L’échange de textes avec
Jean-François Lamour m’a ouvert les yeux sur un aspect non secondaire des
attentats de Paris. Je veux parler du droit et des lois. Si l’émotion, le
chagrin, la compassion et la solidarité nous emportent tous dans des contrées
intimes, nous devons continuer de vivre et d’affirmer les valeurs et les
principes qui fondent une grande démocratie.
Voilà pourquoi, même si
certains considèrent que c’est penser à contre courant dans le climat ambiant
de peur et d’anxiété (tout à fait normal d’ailleurs) il convient de regarder de
très près les textes proposés au vote du parlement. Mettons nous bien d’accord :
le décret sur l’état d’urgence était nécessaire et il démontre son utilité tous
les jours. La loi a prévu que sa durée ne pouvait excéder douze jours sans vote
du parlement pour le prolonger ce qui se fait en ce moment même. Il sera donc
prolongé de trois mois pendant lesquels les perquisitions administratives vont
se poursuivre à un rythme soutenu. Mais la loi prévoit également d’autres
mesures : le port permanent d’une arme par les policiers, les assignations
à domicile sur simple suspicion avec port de bracelet électronique pour
certains (sous réserve de constitutionnalité) les restrictions relatives aux
rassemblements, manifestations, susceptibles de provoquer des troubles à « l’ordre
public »(1), le blocage de sites internet. Il s’agit donc bien, comme l’a
reconnu Manuel Valls, d’une atteinte à des libertés fondamentales. Ce délai de
trois mois sera-t-il à nouveau prolongé, ce qui nous ferait entrer dans un
autre monde, moins balisé, moins contrôlé (même si les commissions du Parlement
sont informées) plus soumis à l’éventuel arbitraire des préfets et donc du
pouvoir exécutif.
Henri Leclerc, président d’honneur
de la Ligue des droits de l’homme, invite le gouvernement à une vigilance extrême
quant aux modifications constitutionnelles envisagées par le président. Car la
constitution, le texte de notre appartenance commune à la nation, peut être
utilisée par des hommes ou des femmes moins scrupuleux que ceux détenant le
pouvoir actuellement. Je vais parler franc : avec une Marine Le Pen au
pouvoir, que deviendraient l’usage et l’application de mesures restrictives de
libertés sans contrôle de l’appareil judiciaire ? Qui pourrait être visé ?

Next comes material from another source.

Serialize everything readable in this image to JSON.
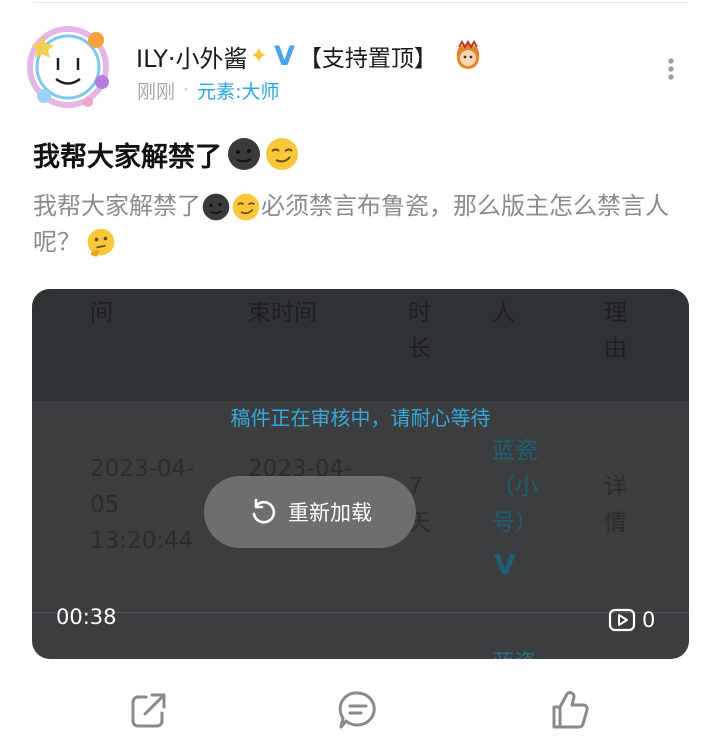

Des militants politiques, des syndicalistes ? Le droit de grève et de
manifester serait-il durablement mis en cause ?
Quand j’entends Marine Le
Pen parler de Chistiane Taubira et mentir de manière éhontée à son sujet, je me
demande ce qu’elle sera bien capable d’inventer pour justifier ses futurs actes
border line. On a donc raison de s’inquiéter et de veiller à ce que l’arbitraire
ne puisse devenir un mode de gouvernance. En ce sens la loi doit nous protéger.

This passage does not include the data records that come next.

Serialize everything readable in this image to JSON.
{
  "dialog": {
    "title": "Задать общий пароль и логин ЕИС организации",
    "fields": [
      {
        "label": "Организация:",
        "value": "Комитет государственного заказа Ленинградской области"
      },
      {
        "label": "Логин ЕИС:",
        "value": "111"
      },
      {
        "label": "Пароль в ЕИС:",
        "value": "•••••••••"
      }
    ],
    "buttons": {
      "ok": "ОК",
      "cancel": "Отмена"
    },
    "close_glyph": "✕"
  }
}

Et elle doit nous protéger de tous les excès et de toutes les passions. La
constitution est un socle sur lequel est bâti notre art de vivre à la française.
Y toucher mérite de la prudence et l’examen attentif de mesures applicables aujourd'hui,
certes, mais aussi dans l'avenir. Et comme chacun sait, il n’est écrit nulle part.
(1) L'ordre public est une notion floue arrangée à toutes les sauces sécuritaires.